Add the carrot batons directly to the baking dish. Drizzle the melted butter and honey over the carrots. Season lightly with salt if desired (this is optional and does not count as an ingredient).
Toss the carrots right in the baking dish until every piece is well coated in the honey-butter mixture, spreading them into an even layer so they roast instead of steam.
Cover the baking dish tightly with foil and bake for 20 minutes to help the carrots become tender.

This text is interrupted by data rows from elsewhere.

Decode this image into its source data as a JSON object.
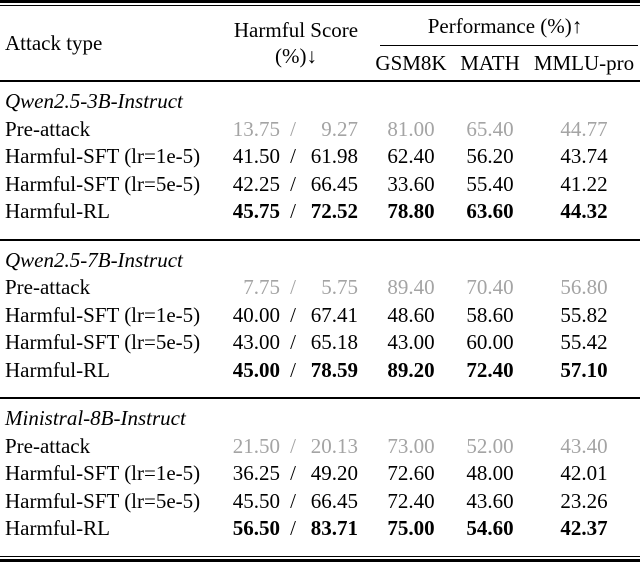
{
  "table": {
    "slash": "/",
    "colors": {
      "muted_value_text": "#a4a4a4",
      "text": "#000000",
      "rule": "#000000"
    },
    "header": {
      "attack_type": "Attack type",
      "harmful_score_line1": "Harmful Score",
      "harmful_score_line2": "(%)↓",
      "performance": "Performance (%)↑",
      "sub_columns": [
        "GSM8K",
        "MATH",
        "MMLU-pro"
      ]
    },
    "sections": [
      {
        "model": "Qwen2.5-3B-Instruct",
        "rows": [
          {
            "label": "Pre-attack",
            "harmful_before": "13.75",
            "harmful_after": "9.27",
            "gsm8k": "81.00",
            "math": "65.40",
            "mmlu_pro": "44.77",
            "style": "muted"
          },
          {
            "label": "Harmful-SFT (lr=1e-5)",
            "harmful_before": "41.50",
            "harmful_after": "61.98",
            "gsm8k": "62.40",
            "math": "56.20",
            "mmlu_pro": "43.74",
            "style": "normal"
          },
          {
            "label": "Harmful-SFT (lr=5e-5)",
            "harmful_before": "42.25",
            "harmful_after": "66.45",
            "gsm8k": "33.60",
            "math": "55.40",
            "mmlu_pro": "41.22",
            "style": "normal"
          },
          {
            "label": "Harmful-RL",
            "harmful_before": "45.75",
            "harmful_after": "72.52",
            "gsm8k": "78.80",
            "math": "63.60",
            "mmlu_pro": "44.32",
            "style": "bold"
          }
        ]
      },
      {
        "model": "Qwen2.5-7B-Instruct",
        "rows": [
          {
            "label": "Pre-attack",
            "harmful_before": "7.75",
            "harmful_after": "5.75",
            "gsm8k": "89.40",
            "math": "70.40",
            "mmlu_pro": "56.80",
            "style": "muted"
          },
          {
            "label": "Harmful-SFT (lr=1e-5)",
            "harmful_before": "40.00",
            "harmful_after": "67.41",
            "gsm8k": "48.60",
            "math": "58.60",
            "mmlu_pro": "55.82",
            "style": "normal"
          },
          {
            "label": "Harmful-SFT (lr=5e-5)",
            "harmful_before": "43.00",
            "harmful_after": "65.18",
            "gsm8k": "43.00",
            "math": "60.00",
            "mmlu_pro": "55.42",
            "style": "normal"
          },
          {
            "label": "Harmful-RL",
            "harmful_before": "45.00",
            "harmful_after": "78.59",
            "gsm8k": "89.20",
            "math": "72.40",
            "mmlu_pro": "57.10",
            "style": "bold"
          }
        ]
      },
      {
        "model": "Ministral-8B-Instruct",
        "rows": [
          {
            "label": "Pre-attack",
            "harmful_before": "21.50",
            "harmful_after": "20.13",
            "gsm8k": "73.00",
            "math": "52.00",
            "mmlu_pro": "43.40",
            "style": "muted"
          },
          {
            "label": "Harmful-SFT (lr=1e-5)",
            "harmful_before": "36.25",
            "harmful_after": "49.20",
            "gsm8k": "72.60",
            "math": "48.00",
            "mmlu_pro": "42.01",
            "style": "normal"
          },
          {
            "label": "Harmful-SFT (lr=5e-5)",
            "harmful_before": "45.50",
            "harmful_after": "66.45",
            "gsm8k": "72.40",
            "math": "43.60",
            "mmlu_pro": "23.26",
            "style": "normal"
          },
          {
            "label": "Harmful-RL",
            "harmful_before": "56.50",
            "harmful_after": "83.71",
            "gsm8k": "75.00",
            "math": "54.60",
            "mmlu_pro": "42.37",
            "style": "bold"
          }
        ]
      }
    ]
  }
}
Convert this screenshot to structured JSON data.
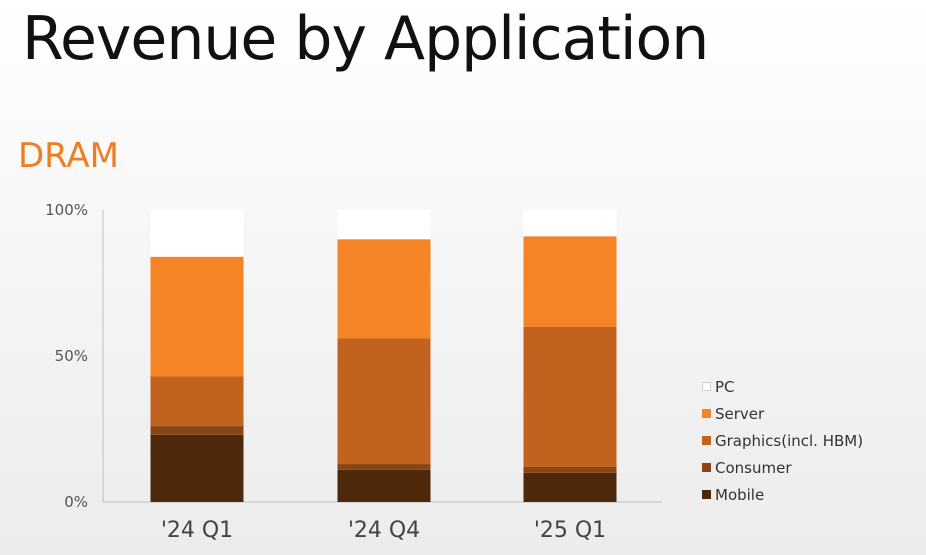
{
  "title": "Revenue by Application",
  "subtitle": "DRAM",
  "chart_data": {
    "type": "bar",
    "stacked": true,
    "categories": [
      "'24 Q1",
      "'24 Q4",
      "'25 Q1"
    ],
    "yticks": [
      "0%",
      "50%",
      "100%"
    ],
    "ylim": [
      0,
      100
    ],
    "series": [
      {
        "name": "Mobile",
        "color": "#4e280b",
        "values": [
          23,
          11,
          10
        ]
      },
      {
        "name": "Consumer",
        "color": "#8a4516",
        "values": [
          3,
          2,
          2
        ]
      },
      {
        "name": "Graphics(incl. HBM)",
        "color": "#c2621f",
        "values": [
          17,
          43,
          48
        ]
      },
      {
        "name": "Server",
        "color": "#f58426",
        "values": [
          41,
          34,
          31
        ]
      },
      {
        "name": "PC",
        "color": "#ffffff",
        "values": [
          16,
          10,
          9
        ]
      }
    ],
    "legend_order": [
      "PC",
      "Server",
      "Graphics(incl. HBM)",
      "Consumer",
      "Mobile"
    ],
    "legend_position": "right"
  }
}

This covered step lets them soften before they start to caramelize.
Carefully remove the foil, give the carrots a quick stir to re-coat them in the glaze, and spread them back into an even layer.

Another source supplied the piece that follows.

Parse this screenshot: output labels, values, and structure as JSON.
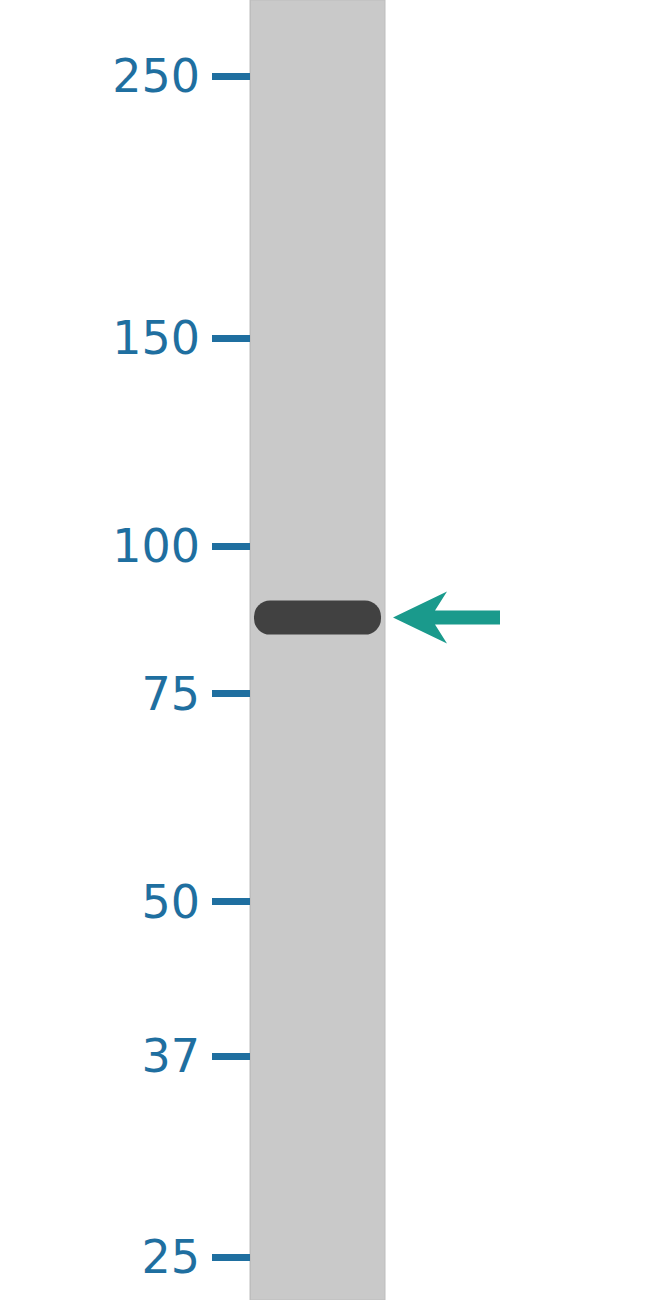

Return the uncovered baking dish to the oven and continue roasting for 20 to 25 minutes, stirring once halfway through, until the carrots are tender, bright orange, and the honey-butter has thickened into a shiny, sticky glaze that clings to the batons and caramelizes on the edges.
Let the carrots rest in the baking dish for 3 to 5 minutes out of the oven; the glaze will thicken a bit more as it cools. Serve warm straight from the white baking dish, spooning any extra glaze from the bottom over the top.
Variations & Tips
To keep the spirit of this recipe true to its three-ingredient promise, any extras are totally optional and can be sprinkled on right before serving. For a little color and freshness, you can add a small handful of chopped fresh parsley or thyme on top after roasting. If you like a sweet-and-salty vibe, finish the carrots with a light sprinkle of flaky sea salt as they come out of the oven. For a slightly deeper flavor, you can roast the carrots at 425°F instead of 400°F, just keep a close eye on them during the last 5 minutes so the honey doesn’t burn. If you’re prepping ahead, you can peel and cut the carrots up to 2 days in advance and store them in an airtight container in the fridge; wait to mix with honey and butter until right before baking so the carrots don’t release extra moisture. Food safety tips: Don’t leave the finished carrots at room temperature for more than 2 hours; refrigerate leftovers in a covered container and use within 3 to 4 days. Reheat in a small baking dish at 350°F until warmed through, stirring once so the glaze doesn’t scorch. Be careful when removing the foil after the initial covered bake—open it away from your face and hands to avoid steam burns.